To fight cancer
Despite medical breakthroughs, cancer remains largely unvanquished especially in resource-poor countries.
In the Philippines, where cancer awareness is low, it is estimated that one in every 1,800 Filipinos will develop cancer in a year. Cancer now ranks as the third leading cause of morbidity and mortality in the country, after communicable ailments and cardiovascular diseases.
Among Filipino children, the figures are more alarming and tragic: 10 diagnosed with cancer daily, with 8 in 10 likely to die, according to pediatric oncologist Dr. Julius A. Lecciones.
He lists leukemia as the most common (accounting for 47.8 percent of all childhood cancers), followed by brain and spinal cancer, lymphoma (affecting the lymph nodes), and retinoblastoma (eye cancer). Wilm’s tumor (which affects the kidneys) and osteogenic sarcoma (a type of bone cancer) are also on the list.
If caught early, most malignancies are treatable, said Lecciones, but the symptoms are similar to those of common childhood illnesses and thus tend to be ignored. They include prolonged, unexplained fever; unexplained pallor; increased tendency to bruise; unexplained localized pain or limping; unusual masses or swelling; frequent headaches, often with vomiting; sudden eye or visual changes; and progressive weight loss.
On top of the debilitating pain inflicted on a child’s tender body is the distressing economic cost of cancer: 56 percent of families lose their financial capacity to cope with the demands of cancer within a year.
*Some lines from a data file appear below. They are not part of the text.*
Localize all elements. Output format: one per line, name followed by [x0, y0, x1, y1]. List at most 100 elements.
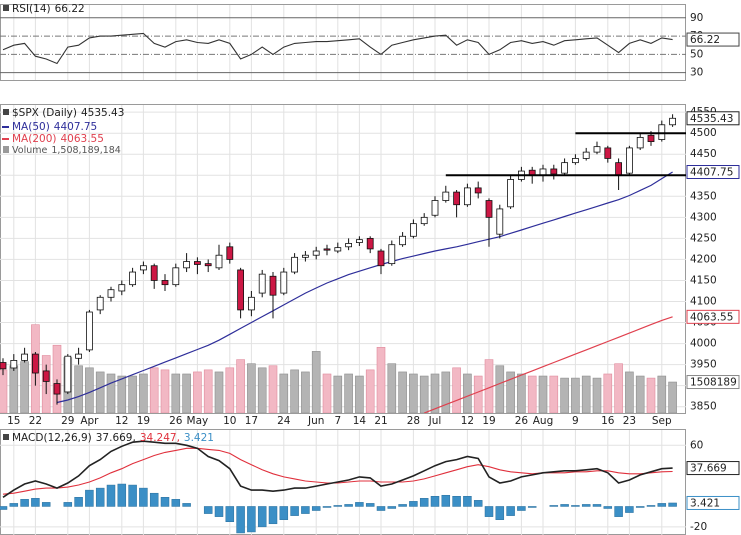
macd-hist-bar	[247, 506, 256, 533]
text-layer: 15 22 29 Apr 12 19 26 May 10 17 24 Jun 7 14 21 28 Jul 12 1…	[2, 3, 740, 533]
macd-hist-bar	[571, 505, 580, 507]
x-tick-label: 24	[277, 415, 291, 427]
macd-hist-bar	[31, 498, 40, 507]
candle-body	[615, 162, 622, 176]
legend-part: 34.247,	[140, 432, 180, 444]
candle-body	[636, 136, 644, 149]
candle-body	[355, 239, 363, 243]
candle-body	[399, 235, 407, 246]
legend-part: 1,508,189,184	[51, 145, 121, 156]
value-box-label: 4063.55	[690, 311, 733, 323]
volume-bar	[95, 371, 105, 413]
x-tick-label: 12	[115, 415, 128, 427]
candle-body	[658, 124, 666, 140]
volume-bar	[517, 373, 526, 413]
y-tick-label: 4100	[690, 295, 717, 307]
volume-bar	[322, 373, 332, 413]
candle-body	[604, 147, 612, 159]
candle-body	[669, 117, 676, 126]
rsi-tick-label: 30	[690, 67, 703, 79]
volume-bar	[355, 375, 364, 413]
legend-entry: MA(50) 4407.75	[12, 121, 97, 133]
macd-hist-bar	[409, 501, 418, 507]
volume-bar	[139, 373, 148, 413]
candle-body	[237, 269, 245, 311]
legend-entry: MACD(12,26,9) 37.669, 34.247, 3.421	[12, 432, 214, 444]
macd-hist-bar	[117, 483, 127, 507]
candle-body	[258, 273, 266, 294]
macd-hist-bar	[290, 506, 299, 516]
candle-body	[485, 200, 493, 218]
legend-part: MA(200)	[12, 133, 56, 145]
macd-hist-bar	[441, 494, 451, 507]
volume-bar	[614, 363, 623, 413]
x-tick-label: Jun	[307, 415, 324, 427]
volume-bar	[247, 363, 256, 413]
value-box	[686, 375, 740, 390]
macd-hist-bar	[9, 503, 19, 507]
ma200-line	[423, 316, 673, 413]
legend-part: 37.669,	[96, 432, 136, 444]
candle-body	[215, 254, 223, 269]
macd-tick-label: -20	[690, 521, 707, 533]
value-box	[686, 111, 740, 126]
volume-bar	[452, 367, 461, 413]
x-tick-label: Jul	[428, 415, 442, 427]
volume-bar	[257, 367, 267, 413]
x-tick-label: 16	[601, 415, 615, 427]
candle-body	[572, 158, 579, 164]
candle-body	[377, 250, 385, 267]
volume-bar	[128, 375, 137, 413]
candle-body	[269, 275, 277, 296]
macd-hist-bar	[625, 506, 634, 513]
legend-part: Volume	[12, 145, 47, 156]
volume-bar	[527, 375, 537, 413]
candle-body	[334, 247, 342, 252]
macd-hist-bar	[268, 506, 278, 525]
candle-body	[75, 353, 82, 359]
candle-body	[129, 271, 137, 286]
macd-hist-bar	[160, 497, 170, 507]
macd-hist-bar	[236, 506, 245, 534]
volume-bar	[225, 367, 235, 413]
candle-body	[582, 151, 590, 159]
candle-body	[150, 265, 158, 281]
volume-bar	[398, 371, 407, 413]
back-layer	[0, 171, 677, 534]
legend-swatch	[3, 109, 9, 115]
rsi-tick-label: 50	[690, 48, 703, 60]
candle-body	[593, 146, 601, 153]
macd-hist-bar	[646, 505, 656, 507]
macd-hist-bar	[344, 504, 353, 507]
macd-hist-bar	[592, 504, 602, 507]
value-box-label: 4407.75	[690, 167, 733, 179]
x-tick-label: Sep	[652, 415, 672, 427]
grid-layer	[0, 5, 686, 535]
candle-body	[226, 246, 234, 260]
macd-hist-bar	[214, 506, 224, 517]
y-tick-label: 4350	[690, 190, 717, 202]
candle-body	[626, 147, 633, 174]
volume-bar	[160, 369, 170, 413]
macd-tick-label: 60	[690, 439, 703, 451]
macd-hist-bar	[106, 484, 116, 507]
legend-swatch	[3, 146, 9, 153]
value-box-label: 4535.43	[690, 113, 733, 125]
macd-hist-bar	[203, 506, 213, 514]
macd-hist-bar	[506, 506, 515, 516]
legend-part: 4407.75	[54, 121, 97, 133]
candle-body	[420, 216, 428, 225]
volume-bar	[214, 371, 224, 413]
rsi-tick-label: 90	[690, 12, 703, 24]
volume-bar	[646, 377, 656, 413]
candle-body	[172, 267, 180, 286]
candle-body	[42, 370, 50, 382]
macd-hist-bar	[128, 484, 137, 507]
volume-bar	[538, 375, 548, 413]
macd-hist-bar	[495, 506, 505, 520]
volume-bar	[549, 375, 559, 413]
candle-body	[32, 353, 39, 374]
macd-hist-bar	[614, 506, 623, 517]
y-tick-label: 3950	[690, 359, 717, 371]
x-tick-label: 26	[515, 415, 529, 427]
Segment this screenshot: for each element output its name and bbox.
In fact, some studies show that over 50 percent of a typical family’s resources go toward treatment of the stricken member, thus jeopardizing the chances for survival of the rest of the family.
The government has taken initiatives to ease this economic burden, said Lecciones, who is executive director of the Philippine Children’s Medical Center (PCMC). Among the most notable is the My Child Matters program at the PCMC, which partnered with private groups to improve the survival rates of leukemia through several strategies: train frontline physicians in early cancer detection (there are less than 300 pediatric oncologists nationwide, most of them concentrated in urban centers); develop capabilities for satellite treatment units outside Metro Manila; and address affordability issues in chemotherapy.
Another PCMC partnership came up with Allmap (for Acute Lymphoblastic Leukemia Medicines Access Program) that, among others, provides free chemotherapy drugs to indigent patients.
Then there’s the PhilHealth “Z” package launched in 2012 for catastrophic illnesses that covers hospital expenses and lab tests. Public information campaigns have raised awareness and understanding of childhood cancer and created public expectations that in turn increased the demand for healthcare. Such expectations prompted more parents to seek medical consultations for early diagnosis and intervention of their children’s illness.
Though laudable, these efforts can definitely use an extra hand, a legislative push in the form of the proposed “National Integrated Anti-Cancer Control Act” whose salient features include the creation of the Cancer Assistance Fund to help see poor families through the course of treatment.
The bill includes an expansion of PhilHealth programs and benefit packages, as well as more health services to underserved regions, “to effectively manage and control cancer in all its forms.”
Under the bill, mechanisms shall be created to ensure a steady supply of essential and quality cancer drugs, that would always be “available, accessible and affordable.” It also puts in place a competency-based curriculum for healthcare workers to improve cancer care treatment and support the healthcare service delivery system at all levels.
The Cancer Coalition Philippines is composed of representatives of cancer societies and NGOs such as Philippine Society of Oncology, Cancer Warriors Foundation, Carewell Foundation, ICanServe Foundation, and the Pharmaceutical and Healthcare Association of the Philippines, among others. Most of them or their families are cancer survivors who believe that the proposed law would raise awareness of this dread disease to a national level, and also ensure budgetary support from the national government.
Passing the bill is nothing less than a fulfillment of a constitutional mandate, according to the coalition.